Analysis of cell cultures utilizing two-dimensional (2D) spheroid assays has been the standard to analyze toxicity screenings for decades, however the high cost and inefficiencies in producing in-vitro assays using this technique creates the need for more productive and cost-efficient methods. The newly introduced Magnetic 3D Bioprinting system addresses the shortcomings of the 2D systems. This method relies on magnetizing cells and rapidly printing them in a more organized formation, mimicking in-vitro environments and interaction. This study assesses the effectiveness of Magnetic 3D Bioprinting system in analyzing spheroid toxicity assays when compared to the 2D methods, we hypothesize that the cell cultures produced utilizing this system will result in superior detail, utility, and realistic representation of the in-vitro environment.

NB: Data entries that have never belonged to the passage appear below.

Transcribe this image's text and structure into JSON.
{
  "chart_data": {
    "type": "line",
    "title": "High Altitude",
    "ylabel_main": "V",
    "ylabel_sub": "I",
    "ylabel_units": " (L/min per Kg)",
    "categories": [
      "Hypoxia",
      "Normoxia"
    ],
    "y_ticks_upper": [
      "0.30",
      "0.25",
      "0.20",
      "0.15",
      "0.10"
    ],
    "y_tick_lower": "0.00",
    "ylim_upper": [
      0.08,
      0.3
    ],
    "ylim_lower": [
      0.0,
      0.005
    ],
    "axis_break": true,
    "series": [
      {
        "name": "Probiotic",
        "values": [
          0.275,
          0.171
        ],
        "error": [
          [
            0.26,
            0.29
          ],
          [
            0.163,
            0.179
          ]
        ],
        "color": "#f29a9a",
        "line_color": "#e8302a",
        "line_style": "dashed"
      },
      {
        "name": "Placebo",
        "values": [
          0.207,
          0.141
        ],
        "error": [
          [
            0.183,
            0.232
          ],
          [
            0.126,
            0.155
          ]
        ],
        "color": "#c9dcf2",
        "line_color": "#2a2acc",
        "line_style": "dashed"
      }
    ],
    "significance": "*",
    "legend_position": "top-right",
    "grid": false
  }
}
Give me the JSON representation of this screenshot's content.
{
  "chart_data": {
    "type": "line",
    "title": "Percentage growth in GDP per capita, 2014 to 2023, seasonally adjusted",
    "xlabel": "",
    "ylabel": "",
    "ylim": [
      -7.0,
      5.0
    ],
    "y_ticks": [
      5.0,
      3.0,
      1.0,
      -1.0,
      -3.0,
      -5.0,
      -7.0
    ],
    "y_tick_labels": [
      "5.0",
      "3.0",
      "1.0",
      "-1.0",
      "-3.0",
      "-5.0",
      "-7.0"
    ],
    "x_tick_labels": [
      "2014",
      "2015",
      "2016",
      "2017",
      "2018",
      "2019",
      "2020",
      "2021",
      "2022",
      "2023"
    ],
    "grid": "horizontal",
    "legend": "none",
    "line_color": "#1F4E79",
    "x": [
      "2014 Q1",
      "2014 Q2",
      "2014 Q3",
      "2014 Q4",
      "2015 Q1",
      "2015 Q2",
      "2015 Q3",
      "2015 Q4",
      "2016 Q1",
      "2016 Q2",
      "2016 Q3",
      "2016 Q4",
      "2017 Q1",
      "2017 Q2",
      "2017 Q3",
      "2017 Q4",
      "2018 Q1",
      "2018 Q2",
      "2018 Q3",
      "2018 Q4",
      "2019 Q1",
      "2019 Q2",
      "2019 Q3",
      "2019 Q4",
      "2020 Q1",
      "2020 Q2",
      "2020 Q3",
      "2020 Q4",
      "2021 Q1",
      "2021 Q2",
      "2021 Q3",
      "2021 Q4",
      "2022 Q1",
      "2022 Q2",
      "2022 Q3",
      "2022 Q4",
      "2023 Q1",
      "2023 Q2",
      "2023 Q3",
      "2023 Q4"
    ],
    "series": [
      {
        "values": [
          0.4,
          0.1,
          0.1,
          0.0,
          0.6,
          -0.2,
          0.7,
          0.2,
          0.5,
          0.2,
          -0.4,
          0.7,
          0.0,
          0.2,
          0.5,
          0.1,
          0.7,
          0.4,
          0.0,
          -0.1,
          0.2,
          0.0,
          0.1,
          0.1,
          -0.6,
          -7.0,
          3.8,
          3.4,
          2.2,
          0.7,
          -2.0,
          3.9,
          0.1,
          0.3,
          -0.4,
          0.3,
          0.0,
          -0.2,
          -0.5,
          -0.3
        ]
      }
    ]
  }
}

Cardiomyocytes and hepatocytes were mixed with NanoShuttle (1 u/ 10000 cells) for 2 hours to become magnetized. The cells were separated, counted, and redistributed to a cell repellent 384-well plate. The cells were left to interact to form a mature spheroid with ECM. Results showed that the cultures were successfully imaged and yielded viable spheroid samples with greater efficiency and cell interactions. After 15 minutes of printing, viability, spheroid size and cell count increased in a time dependent manner. Day 1: the surface area increased from 3.2 to 3.45 x105 pixels in 12s; by day 7 the number increased to 8.18 x 105 pixels, while showing steadying beating patterns

The Magnetic 3D Bioprinting system yielded cell cultures that revealed higher levels of activity, size, and interaction in the 3D environment.